Moins dramatique que dans les années 1970, mais…

Généralement prudent en termes de prédiction, l’économiste Jean-Thomas Bernard croit tout de même que les consommateurs n’ont encore rien vu. « La forte hausse du prix de l’essence au printemps dernier ne se compare en rien à la crise pétrolière qui avait bouleversé la planète au tournant des années 1970. À cette époque, le prix du pétrole brut avait quadruplé. Et, il avait à nouveau doublé en 1979. Ce qui avait plongé le pays dans une récession historique », se souvient ce professeur auxiliaire du département des sciences économiques à l’Université d’Ottawa qui enseigne depuis 1973.

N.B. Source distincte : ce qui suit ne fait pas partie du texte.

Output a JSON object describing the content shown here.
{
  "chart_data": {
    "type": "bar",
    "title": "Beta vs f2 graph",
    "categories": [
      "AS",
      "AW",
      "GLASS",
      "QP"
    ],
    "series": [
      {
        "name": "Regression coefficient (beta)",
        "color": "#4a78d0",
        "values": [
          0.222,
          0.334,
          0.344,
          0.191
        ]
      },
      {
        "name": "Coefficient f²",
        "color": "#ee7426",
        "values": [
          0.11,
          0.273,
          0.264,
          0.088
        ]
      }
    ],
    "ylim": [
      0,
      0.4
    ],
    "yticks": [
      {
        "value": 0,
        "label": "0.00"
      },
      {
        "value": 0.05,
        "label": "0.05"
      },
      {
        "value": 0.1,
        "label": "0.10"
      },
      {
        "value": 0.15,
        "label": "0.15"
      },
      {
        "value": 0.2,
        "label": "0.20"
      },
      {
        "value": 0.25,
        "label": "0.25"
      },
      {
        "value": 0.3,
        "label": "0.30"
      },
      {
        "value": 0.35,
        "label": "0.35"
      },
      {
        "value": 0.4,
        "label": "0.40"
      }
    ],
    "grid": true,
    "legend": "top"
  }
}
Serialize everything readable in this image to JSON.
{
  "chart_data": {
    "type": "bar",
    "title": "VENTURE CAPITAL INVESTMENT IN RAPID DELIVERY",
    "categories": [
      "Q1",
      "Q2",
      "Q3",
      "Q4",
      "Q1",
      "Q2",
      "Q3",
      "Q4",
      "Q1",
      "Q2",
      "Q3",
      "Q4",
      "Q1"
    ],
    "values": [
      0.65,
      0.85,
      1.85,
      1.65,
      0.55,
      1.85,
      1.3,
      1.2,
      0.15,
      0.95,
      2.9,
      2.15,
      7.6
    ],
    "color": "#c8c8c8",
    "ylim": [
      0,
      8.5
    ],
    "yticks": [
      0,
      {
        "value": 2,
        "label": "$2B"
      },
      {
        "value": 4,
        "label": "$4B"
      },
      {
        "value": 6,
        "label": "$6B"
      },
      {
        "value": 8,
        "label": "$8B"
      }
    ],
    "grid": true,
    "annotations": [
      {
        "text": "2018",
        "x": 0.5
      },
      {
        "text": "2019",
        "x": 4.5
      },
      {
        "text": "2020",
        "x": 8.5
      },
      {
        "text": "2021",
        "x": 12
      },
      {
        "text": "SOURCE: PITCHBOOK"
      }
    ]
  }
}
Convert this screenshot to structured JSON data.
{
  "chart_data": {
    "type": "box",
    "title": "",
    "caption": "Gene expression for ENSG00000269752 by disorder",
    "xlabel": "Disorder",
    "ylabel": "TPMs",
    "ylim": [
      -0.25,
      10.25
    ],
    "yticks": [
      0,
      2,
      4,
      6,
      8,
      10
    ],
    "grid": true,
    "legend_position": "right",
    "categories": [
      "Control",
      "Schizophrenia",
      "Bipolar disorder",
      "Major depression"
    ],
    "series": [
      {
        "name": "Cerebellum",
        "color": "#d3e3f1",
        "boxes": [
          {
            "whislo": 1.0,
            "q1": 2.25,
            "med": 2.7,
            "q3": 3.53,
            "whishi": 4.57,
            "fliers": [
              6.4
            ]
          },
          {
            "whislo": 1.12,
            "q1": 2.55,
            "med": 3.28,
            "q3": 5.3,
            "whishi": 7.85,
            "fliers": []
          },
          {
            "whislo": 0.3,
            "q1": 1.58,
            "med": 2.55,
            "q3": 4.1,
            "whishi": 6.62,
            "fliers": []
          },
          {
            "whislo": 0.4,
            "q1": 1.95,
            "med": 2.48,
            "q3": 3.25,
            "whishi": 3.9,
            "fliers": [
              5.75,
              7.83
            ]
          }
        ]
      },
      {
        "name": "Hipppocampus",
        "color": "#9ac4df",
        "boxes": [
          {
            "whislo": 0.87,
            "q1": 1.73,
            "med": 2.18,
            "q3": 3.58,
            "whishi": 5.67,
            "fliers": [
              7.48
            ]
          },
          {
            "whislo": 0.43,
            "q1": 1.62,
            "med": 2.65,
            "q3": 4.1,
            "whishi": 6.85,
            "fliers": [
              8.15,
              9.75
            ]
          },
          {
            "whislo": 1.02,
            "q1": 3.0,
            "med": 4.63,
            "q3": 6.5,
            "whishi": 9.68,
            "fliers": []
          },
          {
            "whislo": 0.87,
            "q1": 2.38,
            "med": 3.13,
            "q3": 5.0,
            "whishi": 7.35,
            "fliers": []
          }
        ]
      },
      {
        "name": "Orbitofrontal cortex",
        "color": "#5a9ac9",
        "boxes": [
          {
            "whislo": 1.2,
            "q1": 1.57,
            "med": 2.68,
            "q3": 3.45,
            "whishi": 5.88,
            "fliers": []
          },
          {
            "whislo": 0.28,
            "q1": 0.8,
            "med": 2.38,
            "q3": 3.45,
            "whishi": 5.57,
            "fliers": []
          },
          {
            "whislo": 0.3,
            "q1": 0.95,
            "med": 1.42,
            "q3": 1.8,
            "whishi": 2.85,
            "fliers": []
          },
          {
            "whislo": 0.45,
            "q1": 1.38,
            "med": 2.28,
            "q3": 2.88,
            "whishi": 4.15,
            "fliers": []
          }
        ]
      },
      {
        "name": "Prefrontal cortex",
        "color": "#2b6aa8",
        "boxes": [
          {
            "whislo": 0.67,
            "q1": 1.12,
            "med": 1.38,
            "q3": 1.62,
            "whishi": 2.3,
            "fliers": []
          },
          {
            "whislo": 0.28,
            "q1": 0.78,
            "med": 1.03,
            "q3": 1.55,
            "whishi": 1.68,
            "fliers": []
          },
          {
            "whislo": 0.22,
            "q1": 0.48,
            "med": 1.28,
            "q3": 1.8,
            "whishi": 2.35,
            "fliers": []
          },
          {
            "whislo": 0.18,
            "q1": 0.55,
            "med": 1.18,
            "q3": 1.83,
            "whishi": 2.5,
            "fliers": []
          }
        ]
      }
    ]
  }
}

Aujourd’hui, relativise-t-il, le prix élevé de l’essence est en bonne partie attribuable aux taxes d’accises, de ventes fédérales et provinciales, et plus récemment à celle du carbone (introduite depuis le 1er avril 2022) qui sont appliquées directement à la pompe. « Au Canada, plus de 40 % du prix du litre relève des taxes qui lui sont rattachées », illustre le professeur Bernard. La valeur du baril de pétrole sur les marchés, les marges des raffineurs et les frais liés à sa distribution font le reste.

En fait, ce qui préoccupe ce professeur qui a vu neiger, c’est le rythme de la consommation de pétrole actuelle qui ne correspond pas du tout à l’urgence climatique annoncée il y a 25 ans, dit-il. « Et je le vois dans les yeux de mes étudiants, insiste-t-il. En près de 50 ans d’enseignement dans les universités, je ne les ai jamais vus aussi stressés par ce que nous réserve la planète. »

Malheureusement, craint-il, ce choc appréhendé par les jeunes générations risque d’être plus brutal qu’une nouvelle flambée du prix de l’essence.